To add a country SVG, search for the country at https://freevectormaps.com and select the single color version for download. In an SVG editor like Illustrator, scale the SVG down so that it is 115px high. If at 115px high the SVG is more than 171px wide, scale it down further so that it is 171px wide. Save the file to the src/assets/country-original folder with the filename [isoa3].svg where isoa3 is the three-letter country code.

The file at this point is much larger than it needs to be, with much more precision in the paths than will be worth displaying at this size. The next step is to simpplify the file using SVGO.

  1. Install sgvo
  2. On the command line, cd to 'src/assets/countries-original/and then runsvgo -p 1 --enable=removeXMLNS [name].svg -o ../countries-prerender/`
  3. svgo will recast the paths with a precision of "1," remove cruft, and save the file to the countries-prerender folder

How to edit

  1. You need to have node and npm installed on your machine
  2. You need to have git installed on your machine.
  3. git clone the Bitbucket repository onto your machine
  4. cd into the local directory and run npm install to install the project's development dependencies
  5. Run npm run start to fire up the development server. The app will open in your browser on localhost.
  6. Make your edits. git commit them.

Notes on the technology

Third parties:

  • D3 collections for nesting and manipulating data
  • Highmaps
  • PapaParse for reliable parsing of the CSV

The rest is in frameworkless JavaScript, making use of ES2016 syntax and APIs, including importing and export modules. Webpack runs the code through Babel for noncompliant browsers and bundles the output.
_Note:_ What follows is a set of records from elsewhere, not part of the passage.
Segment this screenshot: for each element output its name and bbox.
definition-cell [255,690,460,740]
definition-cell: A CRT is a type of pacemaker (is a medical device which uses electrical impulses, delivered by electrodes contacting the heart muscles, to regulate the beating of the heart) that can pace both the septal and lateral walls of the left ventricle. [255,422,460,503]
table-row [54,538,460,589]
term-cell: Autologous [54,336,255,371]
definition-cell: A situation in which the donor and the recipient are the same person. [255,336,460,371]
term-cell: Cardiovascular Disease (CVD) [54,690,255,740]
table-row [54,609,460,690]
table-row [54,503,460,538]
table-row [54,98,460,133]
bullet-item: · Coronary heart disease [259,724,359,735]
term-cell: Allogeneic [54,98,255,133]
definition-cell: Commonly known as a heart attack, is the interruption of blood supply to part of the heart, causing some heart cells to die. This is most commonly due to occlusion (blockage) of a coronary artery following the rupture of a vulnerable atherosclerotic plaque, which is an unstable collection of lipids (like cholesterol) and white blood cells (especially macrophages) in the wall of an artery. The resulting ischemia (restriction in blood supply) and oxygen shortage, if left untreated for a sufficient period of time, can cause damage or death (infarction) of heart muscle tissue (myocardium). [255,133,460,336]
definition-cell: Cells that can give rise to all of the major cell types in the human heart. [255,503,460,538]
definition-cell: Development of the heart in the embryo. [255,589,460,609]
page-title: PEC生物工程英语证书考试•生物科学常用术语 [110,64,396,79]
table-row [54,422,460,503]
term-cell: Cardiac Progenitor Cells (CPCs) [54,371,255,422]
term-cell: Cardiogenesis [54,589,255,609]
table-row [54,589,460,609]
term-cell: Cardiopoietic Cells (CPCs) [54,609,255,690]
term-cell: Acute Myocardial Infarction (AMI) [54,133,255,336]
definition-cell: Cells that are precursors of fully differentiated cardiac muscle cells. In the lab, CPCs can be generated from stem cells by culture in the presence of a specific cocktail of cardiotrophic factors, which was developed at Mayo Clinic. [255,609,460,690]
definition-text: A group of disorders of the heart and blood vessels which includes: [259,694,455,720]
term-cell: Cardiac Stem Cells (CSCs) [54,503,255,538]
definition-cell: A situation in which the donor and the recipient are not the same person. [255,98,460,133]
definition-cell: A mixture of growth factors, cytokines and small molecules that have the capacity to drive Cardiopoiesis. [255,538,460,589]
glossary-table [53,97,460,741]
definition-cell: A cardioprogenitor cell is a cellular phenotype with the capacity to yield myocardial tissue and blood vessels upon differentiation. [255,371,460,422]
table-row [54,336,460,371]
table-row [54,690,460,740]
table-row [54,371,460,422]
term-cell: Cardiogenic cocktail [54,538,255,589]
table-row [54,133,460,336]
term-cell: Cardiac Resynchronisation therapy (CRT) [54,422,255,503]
The build process prerenders index.html . The same scripts in effect are run twice, once at build and again at runtime. At runtime, the needed DOM elements already are renders; they just need to be "rehydrated" by the JavaScript. This is by far the most confusing part of the code, with logic throughout to see if a component's container already exists or not or whether the environment in the prerenderer's headless browser or a client browser.